Outro alguém
Em diversas culturas a inveja é demonizada, como se uma pessoa pudesse roubar tudo de outra pessoa apenas pelo simples desejo. Eu não sei vocês, mas eu já quis ser outra pessoa. Estar na pele de um outro alguém que tem tudo o que eu sempre quis. Penso que em todo momento da minha vida esse alguém existiu e, analisar quem era e como eu imaginava minha vida naquela pele, é um exercício de autoconhecimento que justificava um pouco dessa inveja.
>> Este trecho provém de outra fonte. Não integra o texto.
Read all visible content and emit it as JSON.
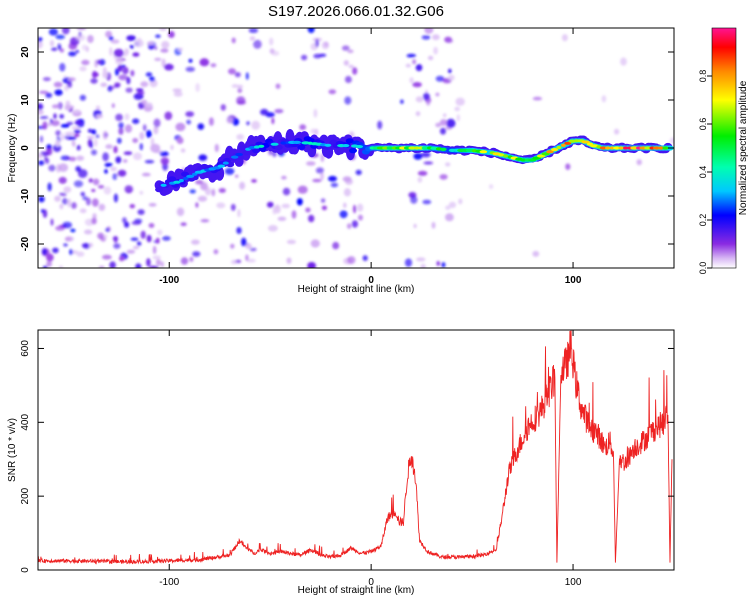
{
  "title": "S197.2026.066.01.32.G06",
  "chart_data": [
    {
      "type": "heatmap",
      "xlabel": "Height of straight line (km)",
      "ylabel": "Frequency (Hz)",
      "xlim": [
        -165,
        150
      ],
      "ylim": [
        -25,
        25
      ],
      "xticks": [
        -100,
        0,
        100
      ],
      "yticks": [
        -20,
        -10,
        0,
        10,
        20
      ],
      "colorbar": {
        "label": "Normalized spectral amplitude",
        "range": [
          0,
          1
        ],
        "ticks": [
          0,
          0.2,
          0.4,
          0.6,
          0.8
        ],
        "tick_labels": [
          "0.0",
          "0.2",
          "0.4",
          "0.6",
          "0.8"
        ]
      },
      "ridge": {
        "x": [
          -105,
          -95,
          -85,
          -75,
          -68,
          -60,
          -52,
          -45,
          -38,
          -30,
          -20,
          -10,
          0,
          10,
          20,
          30,
          40,
          50,
          60,
          65,
          70,
          75,
          80,
          85,
          90,
          95,
          100,
          105,
          110,
          115,
          120,
          125,
          130,
          135,
          140,
          148
        ],
        "y": [
          -8,
          -7,
          -5,
          -4,
          -2,
          0,
          0.5,
          1,
          1.2,
          1,
          0.5,
          0.5,
          0,
          0,
          0,
          0,
          -0.5,
          -0.5,
          -1,
          -1.5,
          -2,
          -2.5,
          -2.5,
          -1.5,
          -0.5,
          0.5,
          1.5,
          1.5,
          0.5,
          0,
          0,
          0,
          0,
          0,
          0,
          0
        ],
        "amplitude": [
          0.3,
          0.35,
          0.3,
          0.35,
          0.3,
          0.3,
          0.4,
          0.3,
          0.35,
          0.4,
          0.3,
          0.4,
          0.5,
          0.65,
          0.7,
          0.55,
          0.45,
          0.6,
          0.75,
          0.8,
          0.7,
          0.6,
          0.55,
          0.65,
          0.8,
          0.85,
          0.85,
          0.8,
          0.8,
          0.85,
          0.9,
          0.95,
          0.95,
          0.9,
          0.85,
          0.7
        ]
      }
    },
    {
      "type": "line",
      "xlabel": "Height of straight line (km)",
      "ylabel": "SNR (10 * v/v)",
      "xlim": [
        -165,
        150
      ],
      "ylim": [
        0,
        650
      ],
      "xticks": [
        -100,
        0,
        100
      ],
      "yticks": [
        0,
        200,
        400,
        600
      ],
      "series": [
        {
          "name": "SNR",
          "color": "#ee2222",
          "x": [
            -165,
            -150,
            -120,
            -100,
            -85,
            -70,
            -65,
            -62,
            -58,
            -55,
            -50,
            -45,
            -40,
            -35,
            -30,
            -25,
            -20,
            -15,
            -10,
            -5,
            0,
            5,
            8,
            12,
            14,
            16,
            18,
            20,
            22,
            24,
            28,
            35,
            45,
            55,
            62,
            65,
            68,
            72,
            78,
            84,
            88,
            91,
            92,
            94,
            97,
            99,
            101,
            104,
            108,
            112,
            116,
            118,
            120,
            121,
            123,
            126,
            130,
            135,
            140,
            145,
            147,
            148,
            149
          ],
          "y": [
            25,
            25,
            22,
            25,
            28,
            40,
            80,
            60,
            45,
            55,
            45,
            50,
            45,
            40,
            55,
            40,
            35,
            40,
            60,
            45,
            50,
            65,
            140,
            160,
            130,
            130,
            260,
            310,
            250,
            80,
            50,
            35,
            35,
            40,
            55,
            150,
            260,
            320,
            390,
            430,
            480,
            520,
            20,
            540,
            560,
            610,
            520,
            440,
            390,
            370,
            330,
            350,
            320,
            20,
            300,
            290,
            330,
            350,
            380,
            400,
            420,
            20,
            300
          ]
        }
      ]
    }
  ]
}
Ser um outro alguém. Não é difícil pensar em algum famoso. Fortunas milionárias, corpos sarados e amantes perfeitos; e em algum momento eu sei que chegou a ser, em fases mais gananciosas de mim mesmo. E fases mais aventurescas, tornou-se personagens admiráveis e hoje em dia me surpreendo ao me imaginar na pele de pessoas comuns. Apenas pessoas como eu, com realizações comuns que a mim parecem tão fantásticas como um mortal triplo carpado dado por um homem em uma corda bamba. Assim imagino-me sendo aceito em um estágio, tirando boas notas na faculdade, conseguindo conciliar estudos e a escrita, conseguindo que a pessoa por quem eu sinto atração correspondesse… E para cada uma dessas coisas eu tenho um nome claro na minha mente, que não direi por motivos de me preservar.
Essa aproximação da minha inveja, por assim dizer, de pessoas reais acaba tomando uma outra dimensão que eu nunca tinha reparado. Os ônus. É como se eu afastasse a lente de um aspecto da vida da pessoa, tirasse o foco de apenas aquilo e — surpresa! — me é revelada apenas uma pessoa normal, lidando com seus problemas e para quem meus problemas podem parecer absolutamente irrelevantes. Percebe? Uma dimensão não descreve um cubo, assim como uma vitória não descreve a vida de uma pessoa como um mar de rosas. De longe, tudo parece pequeno, até a lua.